Switching gears from the live event to your digital platform, PlanetIMEX, what has been the reaction so far?
Outstanding, actually. When we canceled the Frankfurt show, within about a week we had decided we wanted to do something online, something a bit different. We created PlanetIMEX — the reaction was outstanding and it took us by surprise. People were so excited that we were trying something new and that we were trying to bring the community together and they really reacted well. On that first day, EduMonday Live, I logged on at 10:00 a.m. when Ray and I did our welcome. And there were people on from all over the world saying “hi” and they were doing selfies and posting on social media. It was an amazing buzz, actually, and really did bring people together.
Many people from all over world took part in the education, Brella [PlanetIMEX’s platform for one-on-one conversations], and business appointments, and the IMEX Run. It was a great success. We had one overriding kind of aim, which was to give a gift back to the community. And so we felt good about that, and we know that people really enjoyed it. We’ve had amazing feedback. Now we’re debriefing about that, working out what went well, what we’d like to improve, and how we could make it a little bit different and unique for IMEX America. What we’ll probably try to do is play with some of the formats a little bit more, try to experiment, and showcase what can be done online. We’ll be putting our efforts toward making sure that it’s really valuable for people.
Do you anticipate that you’ll be making digital a part of the live experience at future shows?

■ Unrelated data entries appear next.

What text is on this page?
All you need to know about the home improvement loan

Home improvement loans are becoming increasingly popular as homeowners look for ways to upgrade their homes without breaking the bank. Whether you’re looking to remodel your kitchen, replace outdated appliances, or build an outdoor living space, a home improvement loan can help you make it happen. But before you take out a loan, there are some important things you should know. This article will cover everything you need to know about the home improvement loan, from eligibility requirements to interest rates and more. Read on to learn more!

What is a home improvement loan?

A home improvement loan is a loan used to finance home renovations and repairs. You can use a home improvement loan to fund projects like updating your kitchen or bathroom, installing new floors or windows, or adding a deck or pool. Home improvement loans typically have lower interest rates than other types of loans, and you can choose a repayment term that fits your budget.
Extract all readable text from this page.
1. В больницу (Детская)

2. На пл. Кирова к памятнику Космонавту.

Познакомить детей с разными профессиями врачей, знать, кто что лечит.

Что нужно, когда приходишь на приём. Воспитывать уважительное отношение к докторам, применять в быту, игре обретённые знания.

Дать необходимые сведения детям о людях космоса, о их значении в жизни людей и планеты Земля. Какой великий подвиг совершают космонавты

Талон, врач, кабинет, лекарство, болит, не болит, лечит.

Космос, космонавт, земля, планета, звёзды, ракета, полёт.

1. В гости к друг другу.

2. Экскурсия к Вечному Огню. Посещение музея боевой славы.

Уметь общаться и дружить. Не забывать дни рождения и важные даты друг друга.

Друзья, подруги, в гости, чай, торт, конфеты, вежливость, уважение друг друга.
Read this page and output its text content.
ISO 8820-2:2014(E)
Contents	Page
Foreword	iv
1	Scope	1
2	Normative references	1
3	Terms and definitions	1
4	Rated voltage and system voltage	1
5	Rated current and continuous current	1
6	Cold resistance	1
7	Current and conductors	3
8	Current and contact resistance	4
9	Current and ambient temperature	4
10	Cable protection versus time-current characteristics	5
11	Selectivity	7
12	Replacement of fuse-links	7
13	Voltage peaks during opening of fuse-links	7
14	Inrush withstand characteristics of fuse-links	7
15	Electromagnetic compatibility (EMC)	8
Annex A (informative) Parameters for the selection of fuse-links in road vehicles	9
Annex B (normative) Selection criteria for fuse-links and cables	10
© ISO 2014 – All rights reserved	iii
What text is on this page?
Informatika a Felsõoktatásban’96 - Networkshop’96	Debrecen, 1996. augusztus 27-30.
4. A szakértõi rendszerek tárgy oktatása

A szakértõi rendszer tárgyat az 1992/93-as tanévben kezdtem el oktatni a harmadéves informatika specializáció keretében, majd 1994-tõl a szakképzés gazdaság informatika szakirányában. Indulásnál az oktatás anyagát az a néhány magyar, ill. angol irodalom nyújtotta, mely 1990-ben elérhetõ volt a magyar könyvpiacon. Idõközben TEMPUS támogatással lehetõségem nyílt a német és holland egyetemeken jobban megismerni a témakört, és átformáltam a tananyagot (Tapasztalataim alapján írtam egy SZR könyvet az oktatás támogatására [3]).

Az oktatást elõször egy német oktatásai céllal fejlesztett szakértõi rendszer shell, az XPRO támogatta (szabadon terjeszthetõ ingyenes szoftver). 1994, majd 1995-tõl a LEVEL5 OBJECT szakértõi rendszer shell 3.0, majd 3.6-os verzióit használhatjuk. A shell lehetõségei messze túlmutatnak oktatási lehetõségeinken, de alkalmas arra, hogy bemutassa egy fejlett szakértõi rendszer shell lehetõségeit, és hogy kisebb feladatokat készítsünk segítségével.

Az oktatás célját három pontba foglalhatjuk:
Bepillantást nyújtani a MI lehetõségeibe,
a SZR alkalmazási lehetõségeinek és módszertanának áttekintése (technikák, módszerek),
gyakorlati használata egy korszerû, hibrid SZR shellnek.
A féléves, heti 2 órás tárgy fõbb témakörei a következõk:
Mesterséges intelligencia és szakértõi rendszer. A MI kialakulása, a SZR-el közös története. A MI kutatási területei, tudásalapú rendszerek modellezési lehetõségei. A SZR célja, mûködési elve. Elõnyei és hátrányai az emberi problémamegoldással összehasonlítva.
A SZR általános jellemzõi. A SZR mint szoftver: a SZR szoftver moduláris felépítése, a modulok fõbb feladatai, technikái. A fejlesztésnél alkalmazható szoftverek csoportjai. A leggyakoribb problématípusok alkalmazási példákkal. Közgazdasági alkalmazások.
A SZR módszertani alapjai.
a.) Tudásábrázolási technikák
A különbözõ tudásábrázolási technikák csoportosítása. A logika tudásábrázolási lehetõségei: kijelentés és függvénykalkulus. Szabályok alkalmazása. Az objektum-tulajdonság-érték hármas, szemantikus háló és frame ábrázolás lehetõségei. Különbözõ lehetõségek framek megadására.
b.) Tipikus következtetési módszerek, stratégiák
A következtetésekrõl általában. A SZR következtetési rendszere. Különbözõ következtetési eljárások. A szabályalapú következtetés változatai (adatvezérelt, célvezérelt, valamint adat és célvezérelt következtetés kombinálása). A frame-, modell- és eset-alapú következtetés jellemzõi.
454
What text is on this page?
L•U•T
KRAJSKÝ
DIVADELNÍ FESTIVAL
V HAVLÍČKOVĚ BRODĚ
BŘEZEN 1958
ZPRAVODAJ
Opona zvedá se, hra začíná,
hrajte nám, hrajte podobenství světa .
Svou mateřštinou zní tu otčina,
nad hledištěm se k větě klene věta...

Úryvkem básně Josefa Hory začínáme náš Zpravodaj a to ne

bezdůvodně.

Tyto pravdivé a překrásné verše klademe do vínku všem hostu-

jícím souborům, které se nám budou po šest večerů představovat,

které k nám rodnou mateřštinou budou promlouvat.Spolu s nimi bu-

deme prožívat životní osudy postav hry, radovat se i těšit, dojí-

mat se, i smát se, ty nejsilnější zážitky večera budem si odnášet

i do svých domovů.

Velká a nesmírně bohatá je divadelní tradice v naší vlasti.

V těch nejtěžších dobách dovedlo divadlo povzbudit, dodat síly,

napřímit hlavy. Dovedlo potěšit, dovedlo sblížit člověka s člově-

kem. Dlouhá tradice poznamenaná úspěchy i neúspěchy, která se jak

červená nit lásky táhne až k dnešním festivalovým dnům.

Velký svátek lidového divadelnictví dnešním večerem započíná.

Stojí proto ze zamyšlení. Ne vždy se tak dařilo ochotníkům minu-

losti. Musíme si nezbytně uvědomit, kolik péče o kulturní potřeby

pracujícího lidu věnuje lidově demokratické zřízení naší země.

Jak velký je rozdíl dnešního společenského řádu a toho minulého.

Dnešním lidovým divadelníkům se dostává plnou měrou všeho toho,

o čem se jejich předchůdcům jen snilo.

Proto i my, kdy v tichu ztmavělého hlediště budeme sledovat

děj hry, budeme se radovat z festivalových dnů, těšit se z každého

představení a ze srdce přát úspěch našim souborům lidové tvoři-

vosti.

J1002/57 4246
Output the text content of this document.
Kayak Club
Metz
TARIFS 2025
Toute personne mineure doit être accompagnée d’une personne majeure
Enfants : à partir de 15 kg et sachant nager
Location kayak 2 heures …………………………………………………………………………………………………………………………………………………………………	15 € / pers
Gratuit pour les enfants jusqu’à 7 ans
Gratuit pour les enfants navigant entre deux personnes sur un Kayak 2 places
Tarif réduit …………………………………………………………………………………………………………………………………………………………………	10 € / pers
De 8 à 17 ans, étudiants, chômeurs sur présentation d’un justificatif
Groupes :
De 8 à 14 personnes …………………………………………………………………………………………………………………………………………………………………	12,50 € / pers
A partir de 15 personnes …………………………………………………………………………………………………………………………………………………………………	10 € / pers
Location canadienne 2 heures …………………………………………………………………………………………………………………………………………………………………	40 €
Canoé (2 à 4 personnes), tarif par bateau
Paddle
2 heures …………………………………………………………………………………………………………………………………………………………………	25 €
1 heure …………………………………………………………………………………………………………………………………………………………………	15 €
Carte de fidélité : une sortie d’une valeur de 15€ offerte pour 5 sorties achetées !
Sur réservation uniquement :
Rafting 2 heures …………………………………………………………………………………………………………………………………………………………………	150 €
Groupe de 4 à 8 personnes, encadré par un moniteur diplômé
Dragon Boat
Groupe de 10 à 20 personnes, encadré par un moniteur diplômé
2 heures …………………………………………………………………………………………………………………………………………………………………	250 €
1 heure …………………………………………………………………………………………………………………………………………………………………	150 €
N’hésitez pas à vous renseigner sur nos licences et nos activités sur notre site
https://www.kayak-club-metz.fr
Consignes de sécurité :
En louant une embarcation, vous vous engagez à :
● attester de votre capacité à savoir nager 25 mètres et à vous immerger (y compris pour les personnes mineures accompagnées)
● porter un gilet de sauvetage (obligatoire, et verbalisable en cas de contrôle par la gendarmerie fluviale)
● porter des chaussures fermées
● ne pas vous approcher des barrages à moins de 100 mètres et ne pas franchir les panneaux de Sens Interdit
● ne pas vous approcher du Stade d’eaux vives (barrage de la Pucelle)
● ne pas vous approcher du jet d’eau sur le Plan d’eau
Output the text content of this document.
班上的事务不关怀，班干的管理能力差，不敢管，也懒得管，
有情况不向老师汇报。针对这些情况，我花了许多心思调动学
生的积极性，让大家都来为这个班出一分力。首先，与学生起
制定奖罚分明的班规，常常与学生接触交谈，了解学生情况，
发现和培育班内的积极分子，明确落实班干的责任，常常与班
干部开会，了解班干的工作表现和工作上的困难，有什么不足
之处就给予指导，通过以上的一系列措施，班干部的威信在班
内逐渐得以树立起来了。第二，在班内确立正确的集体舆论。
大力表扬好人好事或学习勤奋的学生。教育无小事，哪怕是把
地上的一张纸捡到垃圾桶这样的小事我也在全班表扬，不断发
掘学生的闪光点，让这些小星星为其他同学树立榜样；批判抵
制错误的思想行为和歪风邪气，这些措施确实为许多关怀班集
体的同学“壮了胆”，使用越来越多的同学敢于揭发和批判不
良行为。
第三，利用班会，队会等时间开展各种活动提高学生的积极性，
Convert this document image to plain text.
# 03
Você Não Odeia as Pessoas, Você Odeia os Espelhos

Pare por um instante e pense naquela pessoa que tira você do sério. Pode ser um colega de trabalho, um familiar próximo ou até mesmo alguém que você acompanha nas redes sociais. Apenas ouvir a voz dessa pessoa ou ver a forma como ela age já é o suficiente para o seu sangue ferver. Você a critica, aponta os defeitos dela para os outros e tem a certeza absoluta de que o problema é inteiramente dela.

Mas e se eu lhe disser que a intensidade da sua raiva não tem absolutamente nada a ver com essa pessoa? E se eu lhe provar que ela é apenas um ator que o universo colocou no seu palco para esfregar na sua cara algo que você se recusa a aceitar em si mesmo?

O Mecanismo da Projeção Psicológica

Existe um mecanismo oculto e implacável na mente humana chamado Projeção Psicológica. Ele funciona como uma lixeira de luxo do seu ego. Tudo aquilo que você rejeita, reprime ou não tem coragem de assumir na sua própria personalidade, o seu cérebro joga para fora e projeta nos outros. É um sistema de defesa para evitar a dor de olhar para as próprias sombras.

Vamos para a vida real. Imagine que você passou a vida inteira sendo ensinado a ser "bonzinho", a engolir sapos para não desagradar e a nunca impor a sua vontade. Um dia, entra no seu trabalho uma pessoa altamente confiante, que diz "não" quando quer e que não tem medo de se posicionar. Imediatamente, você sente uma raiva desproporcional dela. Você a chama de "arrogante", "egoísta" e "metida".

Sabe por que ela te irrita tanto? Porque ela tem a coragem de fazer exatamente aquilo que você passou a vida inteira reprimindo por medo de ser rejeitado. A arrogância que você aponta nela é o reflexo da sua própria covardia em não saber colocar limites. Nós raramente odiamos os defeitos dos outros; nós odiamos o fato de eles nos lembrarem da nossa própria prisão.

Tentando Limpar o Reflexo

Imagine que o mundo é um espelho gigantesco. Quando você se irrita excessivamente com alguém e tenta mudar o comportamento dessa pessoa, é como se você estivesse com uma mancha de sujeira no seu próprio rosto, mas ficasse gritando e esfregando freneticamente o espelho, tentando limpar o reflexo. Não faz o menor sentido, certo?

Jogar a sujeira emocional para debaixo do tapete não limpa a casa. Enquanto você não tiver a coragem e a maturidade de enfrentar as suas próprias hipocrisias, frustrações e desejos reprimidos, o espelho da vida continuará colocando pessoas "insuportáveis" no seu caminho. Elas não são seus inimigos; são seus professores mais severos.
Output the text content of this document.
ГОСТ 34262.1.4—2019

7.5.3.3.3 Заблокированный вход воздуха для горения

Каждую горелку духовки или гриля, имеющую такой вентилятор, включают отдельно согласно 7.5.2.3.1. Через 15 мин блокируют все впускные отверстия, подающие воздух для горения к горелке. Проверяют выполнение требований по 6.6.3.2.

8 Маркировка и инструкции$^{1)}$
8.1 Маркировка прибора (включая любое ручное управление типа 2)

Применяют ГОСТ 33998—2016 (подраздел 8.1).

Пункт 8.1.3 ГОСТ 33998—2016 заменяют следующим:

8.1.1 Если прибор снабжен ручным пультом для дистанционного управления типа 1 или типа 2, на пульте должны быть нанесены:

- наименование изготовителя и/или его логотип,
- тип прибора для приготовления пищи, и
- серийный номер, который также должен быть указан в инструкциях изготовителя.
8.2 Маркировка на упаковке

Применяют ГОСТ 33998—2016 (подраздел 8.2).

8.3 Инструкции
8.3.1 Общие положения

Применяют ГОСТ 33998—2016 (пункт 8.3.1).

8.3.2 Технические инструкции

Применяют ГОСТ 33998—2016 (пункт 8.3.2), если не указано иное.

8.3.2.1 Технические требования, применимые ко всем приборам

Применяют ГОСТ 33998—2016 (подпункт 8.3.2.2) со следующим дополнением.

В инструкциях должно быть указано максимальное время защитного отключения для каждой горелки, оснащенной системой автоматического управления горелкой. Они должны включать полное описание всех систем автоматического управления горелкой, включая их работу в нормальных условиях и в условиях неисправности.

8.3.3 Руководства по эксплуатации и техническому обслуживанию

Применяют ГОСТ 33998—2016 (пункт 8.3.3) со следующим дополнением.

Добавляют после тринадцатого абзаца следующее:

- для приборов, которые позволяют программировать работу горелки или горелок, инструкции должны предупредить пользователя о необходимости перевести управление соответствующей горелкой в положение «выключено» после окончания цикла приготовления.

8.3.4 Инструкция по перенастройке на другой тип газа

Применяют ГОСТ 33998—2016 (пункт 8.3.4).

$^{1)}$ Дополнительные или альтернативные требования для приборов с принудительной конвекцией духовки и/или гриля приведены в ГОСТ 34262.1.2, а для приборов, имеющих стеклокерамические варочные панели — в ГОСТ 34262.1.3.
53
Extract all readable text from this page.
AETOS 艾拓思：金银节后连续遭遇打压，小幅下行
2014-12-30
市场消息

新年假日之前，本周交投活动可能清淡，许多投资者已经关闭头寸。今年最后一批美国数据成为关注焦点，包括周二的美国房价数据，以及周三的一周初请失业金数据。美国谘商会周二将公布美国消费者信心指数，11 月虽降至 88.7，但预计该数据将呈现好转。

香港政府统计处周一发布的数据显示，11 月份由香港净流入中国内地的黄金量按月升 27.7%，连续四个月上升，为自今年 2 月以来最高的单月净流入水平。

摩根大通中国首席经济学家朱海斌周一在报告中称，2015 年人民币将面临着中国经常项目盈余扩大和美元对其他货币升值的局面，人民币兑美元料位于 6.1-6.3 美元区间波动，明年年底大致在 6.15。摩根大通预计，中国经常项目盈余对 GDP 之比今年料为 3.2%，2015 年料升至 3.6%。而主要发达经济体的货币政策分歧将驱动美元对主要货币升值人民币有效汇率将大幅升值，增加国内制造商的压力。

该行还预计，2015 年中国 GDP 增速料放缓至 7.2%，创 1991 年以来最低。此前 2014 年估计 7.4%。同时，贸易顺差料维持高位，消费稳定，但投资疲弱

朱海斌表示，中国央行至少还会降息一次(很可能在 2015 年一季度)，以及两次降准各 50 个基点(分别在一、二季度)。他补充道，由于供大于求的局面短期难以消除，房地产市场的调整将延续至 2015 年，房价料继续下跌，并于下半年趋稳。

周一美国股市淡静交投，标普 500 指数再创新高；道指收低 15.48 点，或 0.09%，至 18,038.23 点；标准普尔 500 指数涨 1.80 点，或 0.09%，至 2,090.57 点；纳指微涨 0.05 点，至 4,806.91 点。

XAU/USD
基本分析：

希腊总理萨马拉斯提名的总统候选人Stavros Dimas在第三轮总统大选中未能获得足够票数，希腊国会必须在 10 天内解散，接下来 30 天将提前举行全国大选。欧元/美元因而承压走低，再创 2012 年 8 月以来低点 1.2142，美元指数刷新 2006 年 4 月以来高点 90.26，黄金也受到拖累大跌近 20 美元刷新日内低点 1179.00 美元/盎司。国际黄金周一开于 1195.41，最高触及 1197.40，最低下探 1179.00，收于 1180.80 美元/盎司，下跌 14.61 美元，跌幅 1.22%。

I think this idea of some kind of hybrid event — honestly, PCMA’s Convening Leaders has been at the forefront of doing this for a number of years. These things aren’t new, but all of us have to look at how we can incorporate digital and hybrid into our events in a way that makes sense — whether for us that’s more focused on the content side versus the business appointments. Every one of us as an event organizer needs to look to what is at the center of our event, what’s its purpose, and if there’s any element that would benefit from both an online and in-person audience.
We have already started discussing that, but at this stage, it’s hard to say which part of it we might digitize. Certainly, we are still very focused on that live, in-person event because, if there’s one thing we have learned from PlanetIMEX, it’s that it’s hard to get that sort of engagement in the one-to-one interactions.
We had good number of one-to-one interactions, in the region of maybe 1,500, through the Brella product appointment system. We were pretty happy with that, but when you compare that to a live show where 70,000 appointments are made, and that doesn’t even count ad hoc meetings, it’s not comparable. That was our first outing with it, and I’m sure we could get better with that. But for me, that will be always an enhancement, not an “instead of.”